Another key thing that we do is allow coloring not just by layers and objects, but by layer types. So, all the copper layers can be copper, and the solder mask screen or the silkscreen could be any color so that it appears like the actual PCB. What's nice about it as well is when we're running DFM analysis on it, we can probe the errors with both 2D and 3D, and the 3D view gives you a different perspective of what that DFM error actually would do to the copper clad itself in the copper, so there are some unique advantages in that.

We also bring 3D technology to the PCB stackup; we bring it into the one-up design, and I think we're probably the first and only company that can model the entire stepped-up panel in 3D. Once we have all of these 3D models, we also use them in BluePrint-PCB to create 3D model-based documentation—not necessarily to replace 2D documentation, but to augment the types of drawing data typically delivered by engineering. In a drill or a fabrication drawing, you can add a bare-board model to that drawing as a reference of what you expect the design to look like when it comes back from fabrication, and more importantly, the fabricator can gain a better understanding of what the designer had in mind before they start fabricating.

It's the same thing with assembly. We can add these 3D assemblies into documentation and also bring in step information. If a designer wants to document not just the PCB but also the enclosure that it goes into, that information can come in STEP, and they can use that on their drawings as well. Then, we output it to Adobe using their 3D PDF output, so it becomes interactive documentation.

That's the key part of the release content altogether. We've also made a number of productivity enhancements to CAM350 as far as changing the user interface to bring it up to more current standards and made it a little more dynamic and easier for people to work around the product. We've redesigned over a 100 different dialogues, consolidated a lot of information, and flattened out the user interface that users can be more productive with our products.

Starkey: You have a very large user base. How is this new release been adopted? Is it something that people have been waiting for?

Almeida: What's interesting is it just started shipping in early November, so users are still in the process of downloading and installing it. Our beta customers seem pretty happy with the direction that we were going in, so the feedback is very positive.

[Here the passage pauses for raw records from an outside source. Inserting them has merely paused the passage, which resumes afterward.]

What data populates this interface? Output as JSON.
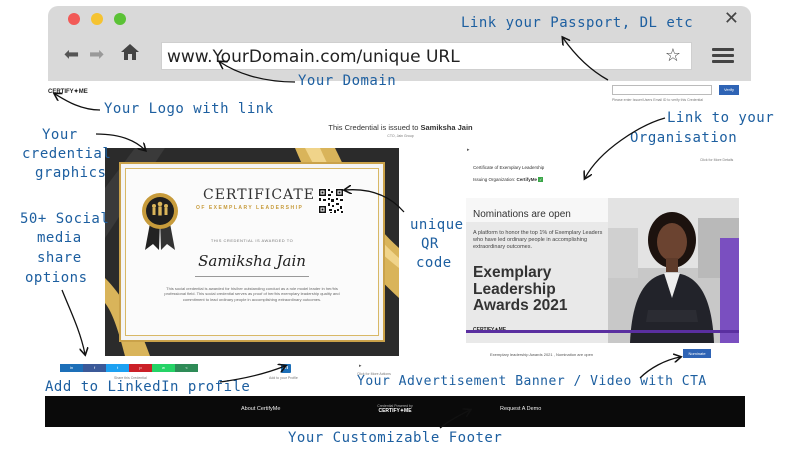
{
  "browser": {
    "url": "www.YourDomain.com/unique URL"
  },
  "annotations": {
    "passport": "Link your Passport, DL etc",
    "domain": "Your Domain",
    "logo": "Your Logo with link",
    "graphics_1": "Your",
    "graphics_2": "credential",
    "graphics_3": "graphics",
    "organisation_1": "Link to your",
    "organisation_2": "Organisation",
    "social_1": "50+ Social",
    "social_2": "media",
    "social_3": "share",
    "social_4": "options",
    "qr_1": "unique",
    "qr_2": "QR",
    "qr_3": "code",
    "linkedin": "Add to LinkedIn  profile",
    "banner": "Your Advertisement Banner / Video with CTA",
    "footer": "Your Customizable Footer"
  },
  "header": {
    "logo_text": "CERTIFY✦ME",
    "verify_button": "Verify",
    "verify_hint": "Please enter Issuer/Users Email ID to verify this Credential"
  },
  "credential": {
    "issued_prefix": "This Credential is issued to",
    "recipient": "Samiksha Jain",
    "issued_sub": "CTO, Jain Group"
  },
  "certificate": {
    "title": "CERTIFICATE",
    "subtitle": "OF EXEMPLARY LEADERSHIP",
    "awarded": "THIS CREDENTIAL IS AWARDED TO",
    "name": "Samiksha Jain",
    "body": "This social credential is awarded for his/her outstanding conduct as a role model leader in her/his professional field. This social credential serves as proof of her/his exemplary leadership quality and commitment to lead ordinary people in accomplishing extraordinary outcomes."
  },
  "share": {
    "buttons": [
      {
        "label": "in",
        "color": "#1d6fb8"
      },
      {
        "label": "f",
        "color": "#3b5998"
      },
      {
        "label": "t",
        "color": "#1da1f2"
      },
      {
        "label": "p",
        "color": "#cb2027"
      },
      {
        "label": "w",
        "color": "#25d366"
      },
      {
        "label": "<",
        "color": "#2e8b57"
      }
    ],
    "caption": "Share this Credential",
    "linkedin_badge": "in",
    "linkedin_caption": "Add to your Profile"
  },
  "organisation": {
    "more_details": "Click for More Details",
    "credential_title": "Certificate of Exemplary Leadership",
    "issuing_label": "Issuing Organization:",
    "issuing_name": "CertifyMe"
  },
  "banner": {
    "heading": "Nominations are open",
    "text": "A platform to honor the top 1% of Exemplary Leaders who have led ordinary people in accomplishing extraordinary outcomes.",
    "headline_1": "Exemplary",
    "headline_2": "Leadership",
    "headline_3": "Awards 2021",
    "logo": "CERTIFY✦ME",
    "caption": "Exemplary leadership Awards 2021 , Nomination are open",
    "cta": "Nominate"
  },
  "actions": {
    "more_actions": "Click for More Actions"
  },
  "footer": {
    "about": "About CertifyMe",
    "powered_by": "Credential Powered by",
    "powered_brand": "CERTIFY✦ME",
    "request_demo": "Request A Demo"
  }
}
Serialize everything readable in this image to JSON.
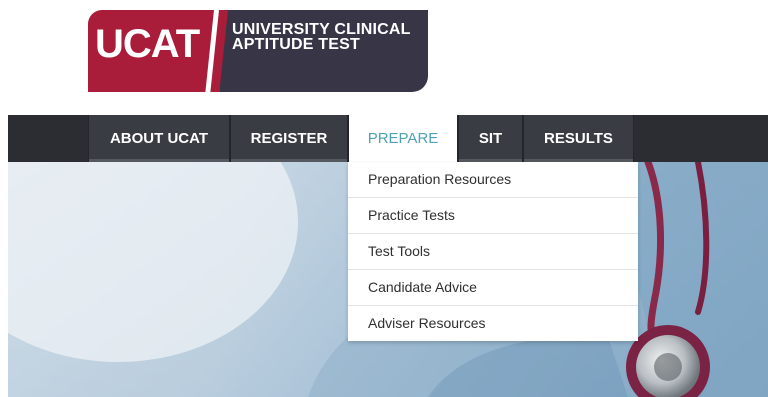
{
  "logo": {
    "abbr": "UCAT",
    "line1": "UNIVERSITY CLINICAL",
    "line2": "APTITUDE TEST"
  },
  "nav": {
    "items": [
      {
        "label": "ABOUT UCAT"
      },
      {
        "label": "REGISTER"
      },
      {
        "label": "PREPARE"
      },
      {
        "label": "SIT"
      },
      {
        "label": "RESULTS"
      }
    ],
    "active": "PREPARE"
  },
  "dropdown": {
    "items": [
      {
        "label": "Preparation Resources"
      },
      {
        "label": "Practice Tests"
      },
      {
        "label": "Test Tools"
      },
      {
        "label": "Candidate Advice"
      },
      {
        "label": "Adviser Resources"
      }
    ]
  },
  "colors": {
    "brand_red": "#a91d3a",
    "brand_dark": "#383547",
    "nav_bg": "#2b2d33",
    "active_text": "#4ea2b2"
  },
  "hero": {
    "image": "doctor-with-stethoscope-photo"
  }
}
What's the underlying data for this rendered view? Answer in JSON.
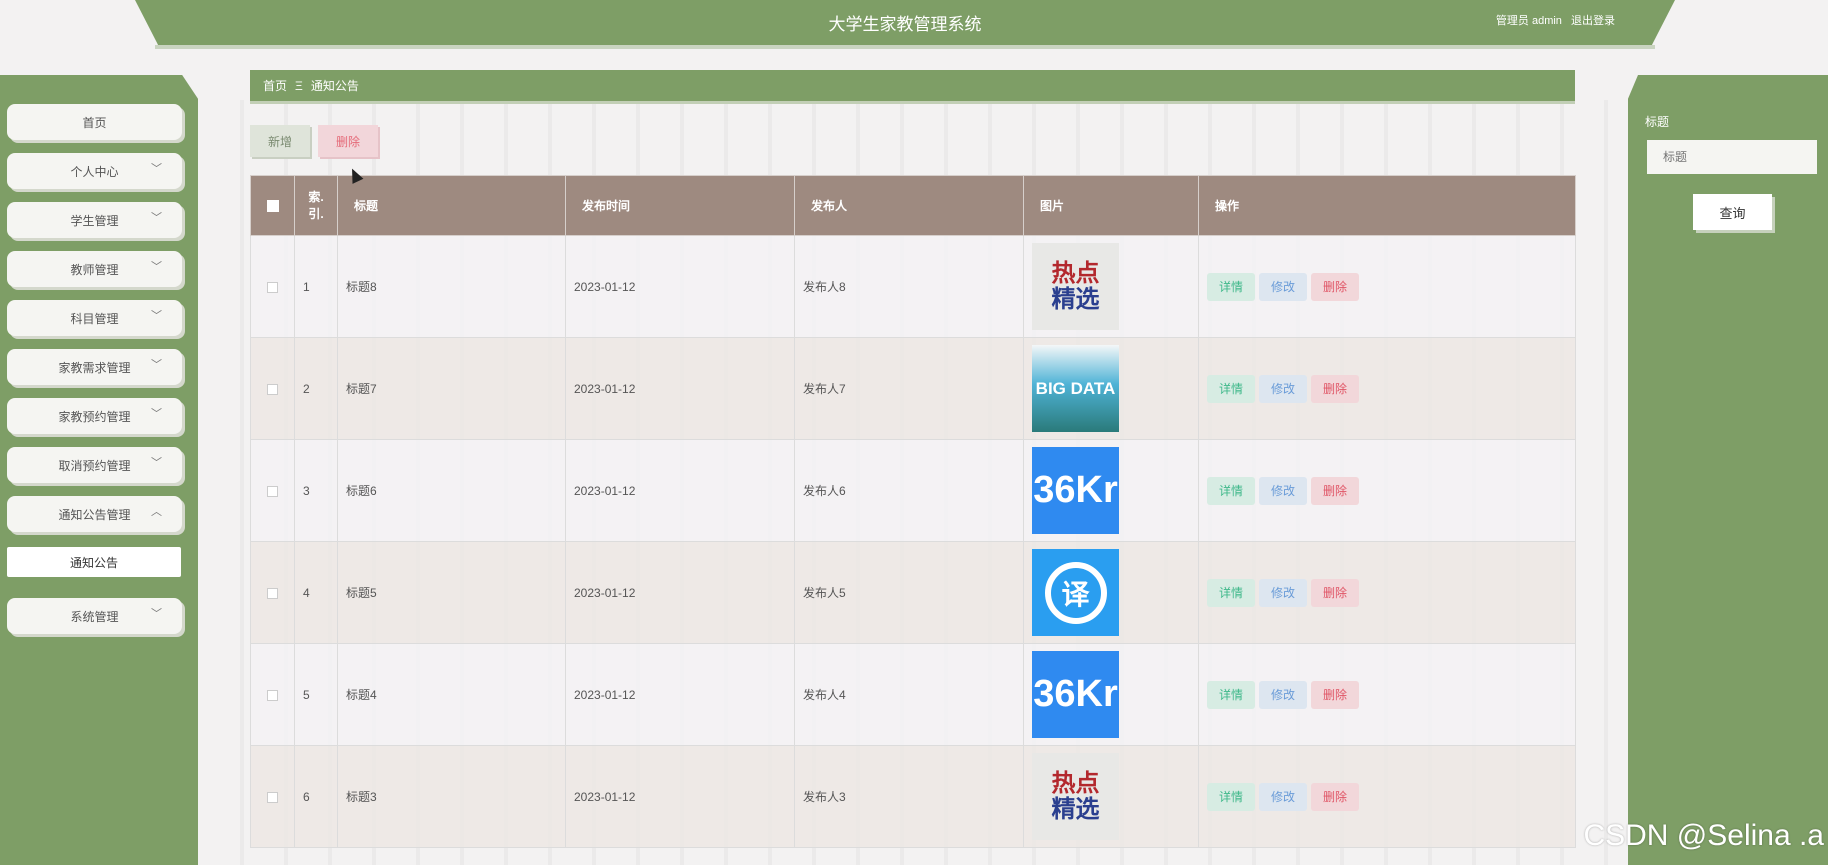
{
  "header": {
    "title": "大学生家教管理系统",
    "user_label": "管理员 admin",
    "logout": "退出登录"
  },
  "sidebar": {
    "items": [
      {
        "label": "首页",
        "has_chevron": false
      },
      {
        "label": "个人中心",
        "has_chevron": true
      },
      {
        "label": "学生管理",
        "has_chevron": true
      },
      {
        "label": "教师管理",
        "has_chevron": true
      },
      {
        "label": "科目管理",
        "has_chevron": true
      },
      {
        "label": "家教需求管理",
        "has_chevron": true
      },
      {
        "label": "家教预约管理",
        "has_chevron": true
      },
      {
        "label": "取消预约管理",
        "has_chevron": true
      },
      {
        "label": "通知公告管理",
        "has_chevron": true,
        "expanded": true
      },
      {
        "label": "系统管理",
        "has_chevron": true
      }
    ],
    "sub_item": "通知公告"
  },
  "breadcrumb": {
    "home": "首页",
    "separator": "Ξ",
    "current": "通知公告"
  },
  "toolbar": {
    "add": "新增",
    "delete": "删除"
  },
  "search": {
    "label": "标题",
    "placeholder": "标题",
    "button": "查询"
  },
  "table": {
    "headers": {
      "index": "索引",
      "title": "标题",
      "time": "发布时间",
      "author": "发布人",
      "image": "图片",
      "actions": "操作"
    },
    "actions": {
      "detail": "详情",
      "edit": "修改",
      "delete": "删除"
    },
    "rows": [
      {
        "index": "1",
        "title": "标题8",
        "time": "2023-01-12",
        "author": "发布人8",
        "image": "hot-pick"
      },
      {
        "index": "2",
        "title": "标题7",
        "time": "2023-01-12",
        "author": "发布人7",
        "image": "big-data"
      },
      {
        "index": "3",
        "title": "标题6",
        "time": "2023-01-12",
        "author": "发布人6",
        "image": "36kr"
      },
      {
        "index": "4",
        "title": "标题5",
        "time": "2023-01-12",
        "author": "发布人5",
        "image": "translate"
      },
      {
        "index": "5",
        "title": "标题4",
        "time": "2023-01-12",
        "author": "发布人4",
        "image": "36kr"
      },
      {
        "index": "6",
        "title": "标题3",
        "time": "2023-01-12",
        "author": "发布人3",
        "image": "hot-pick"
      }
    ],
    "image_text": {
      "hot_1": "热点",
      "hot_2": "精选",
      "big": "BIG DATA",
      "kr": "36Kr",
      "yi": "译"
    }
  },
  "watermark": "CSDN @Selina .a"
}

Starkey: That's great. So, how many users do you have worldwide?

Almeida: We have about 7,000 users worldwide who use the product.

Starkey: That's pretty impressive.

Almeida: And that's between both CAM350 and Blueprint, but CAM350 has been around for a long time; it's probably the most widely used CAM tool in the market.

Starkey: Forgive my ignorance, but in my day, there was effectively a big brick wall between design and manufacturing. I know you've been progressively knocking bricks out of that wall. Is there a barrier at all now, or is it all one continuous process?

Almeida: I think there still is a barrier there. One of the problems is that when you get into things like DFM, adding DFM into a design process typically means you lengthen the design process, which no one is ever keen to do unless they absolutely must. There's still a reluctance to do the analysis in the design side and pass it off to the fabricator to build because they’re going to build it either way. Things like ODB++ and IPC-2581 are going a long way to take out the bricks. We support both those interfaces because now instead of sending out a dozen different artwork files and drill files, it's one single file that has all the data in it, and it's all connected.